Abstract 484: Telomerase Reverse Transcriptase and Signal Transducer and Activator of Transcription 5a Mediates Osteogenesis in Calcific Aortic Valve Disease

Cardiovascular calcification is a highly prevalent pathological process found in the vessels and valves in the elderly and patients with diabetes, hypertension, and renal disease. Calcific aortic valve disease (CAVD) stiffens and remodels the valve leaflets and leads to valve dysfunction, cardiac failure, and increased stroke risk. Vascular calcification can occur in the necrotic core of atherosclerotic plaques or in the medial layer of arteries. However, the initial steps dictating the onset of calcification remain ill-defined. Multiple studies have revealed that the protein telomerase reverse transcriptase (TERT), the catalytic subunit of the enzymatic complex required for telomere length maintenance, is a co-factor to stimulate gene transcription, and its overexpression primes mesenchymal stem cells to differentiate into osteoblasts. We determined that TERT is required for the calcification valve interstitial cells (VICs) and coronary smooth muscle cells (SMCs); TERT expression and protein are increased in calcified tissues and cell lines, independent of changes in telomere length. Genetic deletion of Tert in murine VICs and SMCs prevented calcification. Upon osteogenic stimulation, TERT binds to Signal Transducer and Activator of Transcription 5A/B (STAT5) to translocate into the nucleus where the complex binds to the RUNX2 promoter to induce expression.
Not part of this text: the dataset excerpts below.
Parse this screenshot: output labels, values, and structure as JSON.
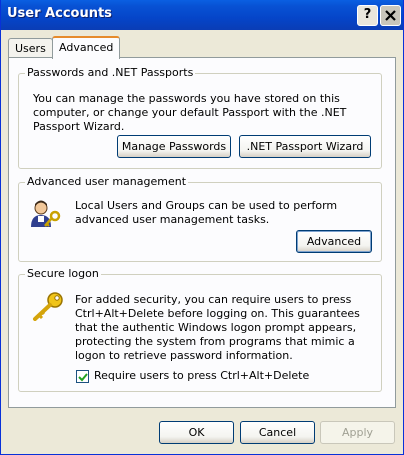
{
  "window": {
    "title": "User Accounts",
    "help_label": "?",
    "close_label": "X"
  },
  "tabs": [
    {
      "label": "Users",
      "active": false
    },
    {
      "label": "Advanced",
      "active": true
    }
  ],
  "passwords": {
    "title": "Passwords and .NET Passports",
    "text": "You can manage the passwords you have stored on this computer, or change your default Passport with the .NET Passport Wizard.",
    "manage_button": "Manage Passwords",
    "wizard_button": ".NET Passport Wizard"
  },
  "advanced": {
    "title": "Advanced user management",
    "text": "Local Users and Groups can be used to perform advanced user management tasks.",
    "advanced_button": "Advanced",
    "icon": "users-key-icon"
  },
  "secure_logon": {
    "title": "Secure logon",
    "text": "For added security, you can require users to press Ctrl+Alt+Delete before logging on. This guarantees that the authentic Windows logon prompt appears, protecting the system from programs that mimic a logon to retrieve password information.",
    "checkbox_label": "Require users to press Ctrl+Alt+Delete",
    "checked": true,
    "icon": "key-icon"
  },
  "footer": {
    "ok": "OK",
    "cancel": "Cancel",
    "apply": "Apply"
  },
  "colors": {
    "titlebar": "#0545c9",
    "background": "#ece9d8",
    "panel": "#fcfcfe",
    "tab_highlight": "#e68b2c"
  }
}
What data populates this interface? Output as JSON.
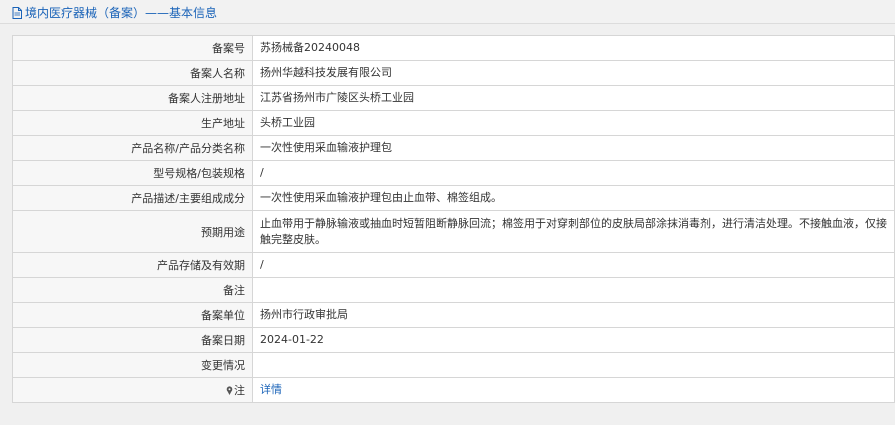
{
  "header": {
    "title": "境内医疗器械（备案）——基本信息",
    "icon": "document-icon",
    "color": "#1a63b8"
  },
  "rows": [
    {
      "label": "备案号",
      "value": "苏扬械备20240048"
    },
    {
      "label": "备案人名称",
      "value": "扬州华越科技发展有限公司"
    },
    {
      "label": "备案人注册地址",
      "value": "江苏省扬州市广陵区头桥工业园"
    },
    {
      "label": "生产地址",
      "value": "头桥工业园"
    },
    {
      "label": "产品名称/产品分类名称",
      "value": "一次性使用采血输液护理包"
    },
    {
      "label": "型号规格/包装规格",
      "value": "/"
    },
    {
      "label": "产品描述/主要组成成分",
      "value": "一次性使用采血输液护理包由止血带、棉签组成。"
    },
    {
      "label": "预期用途",
      "value": "止血带用于静脉输液或抽血时短暂阻断静脉回流；棉签用于对穿刺部位的皮肤局部涂抹消毒剂，进行清洁处理。不接触血液，仅接触完整皮肤。"
    },
    {
      "label": "产品存储及有效期",
      "value": "/"
    },
    {
      "label": "备注",
      "value": ""
    },
    {
      "label": "备案单位",
      "value": "扬州市行政审批局"
    },
    {
      "label": "备案日期",
      "value": "2024-01-22"
    },
    {
      "label": "变更情况",
      "value": ""
    }
  ],
  "note": {
    "label": "注",
    "icon": "pin-icon",
    "link_text": "详情"
  }
}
We found that VICs cultured under inflammatory conditions calcified and upregulated STAT5, suggesting that inflammatory signaling may promote calcification in VICs. Lastly, testing several STAT5 inhibitors, we determined that STAT5A is required for the calcification of VICs and SMCs. These findings are the first to suggest that TERT and STAT5 are involved in driving the osteogenic switch and calcification of vascular cells and constitute potential therapeutic targets for the treatment of CAVD.